Nous avons vu que la transposition au cinéma des codes de la Passion


théâtrale et picturale ne faisait que renforcer cet aspect « grouillant » et
« confus », qui ne pouvait que solliciter une lecture topologique de
l'image cinématographique. Cet aspect du cinéma primitif est
absolument décisif notamment lorsqu'on cherche à définir ce qu'il pouvait y
avoir de constant dans un éventuel « mode de représentation primitif » .
Il est remarquable, en particulier, de constater que, si des efforts certains
avaient été accomplis en vue de simplifier, de dépouiller le plan
d'ensemble primitif afin d'en faciliter la lecture (efforts qui font écho
aux fonds noirs de Dickson chez Edison, même dans le travail d'un
cinéaste comme Porter, où ce souci de dépouillement apparaît très
clairement et très tôt), le plan d'ensemble « grouillant de monde », et qui
exige (du spectateur moderne tout au moins) des visions répétées pour
en épuiser — parfois même simplement pour en déchiffrer — le contenu,
continue à se perpétuer très généralement jusqu'en 1906 au moins.

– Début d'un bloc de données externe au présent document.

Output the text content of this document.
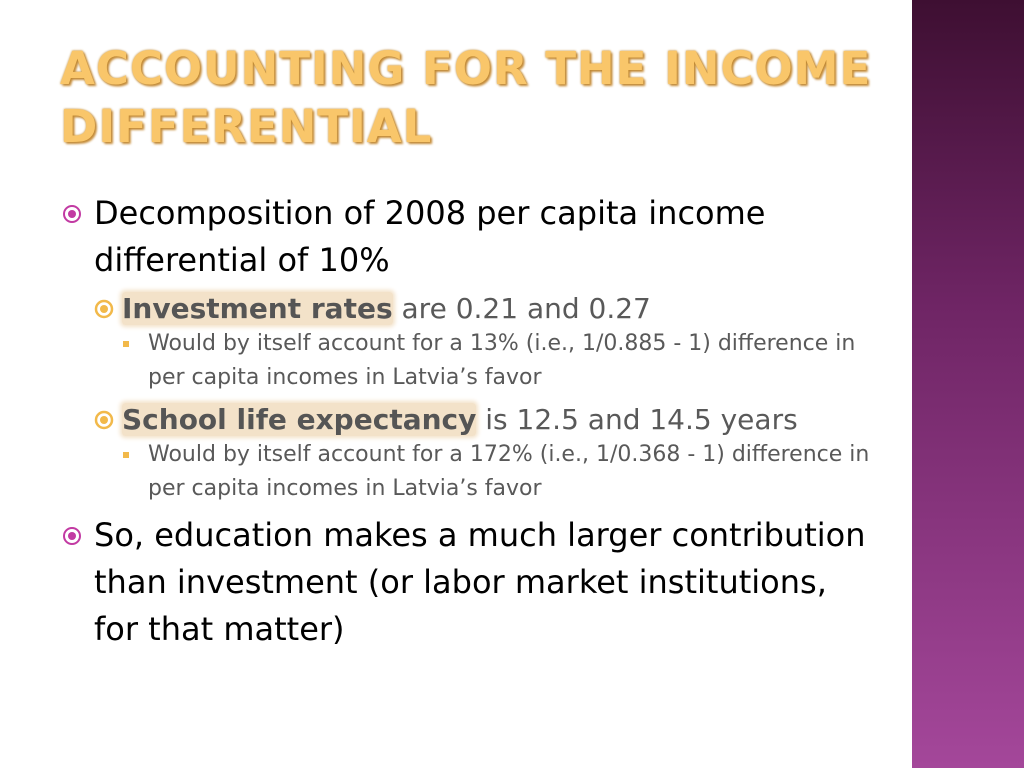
ACCOUNTING FOR THE INCOME DIFFERENTIAL

Decomposition of 2008 per capita income differential of 10%

Investment rates are 0.21 and 0.27

Would by itself account for a 13% (i.e., 1/0.885 - 1) difference in per capita incomes in Latvia’s favor

School life expectancy is 12.5 and 14.5 years

Would by itself account for a 172% (i.e., 1/0.368 - 1) difference in per capita incomes in Latvia’s favor

So, education makes a much larger contribution than investment (or labor market institutions, for that matter)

Citons des exemples pris dans le cinéma américain, qui avait certes « du
retard » par rapport au cinéma anglais et français à cette époque encore,
mais qui ne s'en adressait pas moins déjà au public de loin le plus
important de tous les pays producteurs (il est vrai que ces films étaient
peu exportés). Rube in the Subway (Un péquenot dans le Métro) de
1905 (Biograph) nous montre, en un seul plan, un décor fort ingénieux
avec des trains qui arrivent et repartent à droite et à gauche d'un quai
central au bout duquel s'élève un escalier. Dans cet espace extrêmement
exigu, une foule considérable va et vient : parmi elle, le péquenot vit de
menues aventures comiques que la plupart des spectateurs modernes
seraient parfaitement incapables de déchiffrer en une seule vision du
film. Certes, le personnage du péquenot reparaît dans plusieurs films, et
ici le phénomène de la reconnaissance pouvait aider au déchiffrement 10.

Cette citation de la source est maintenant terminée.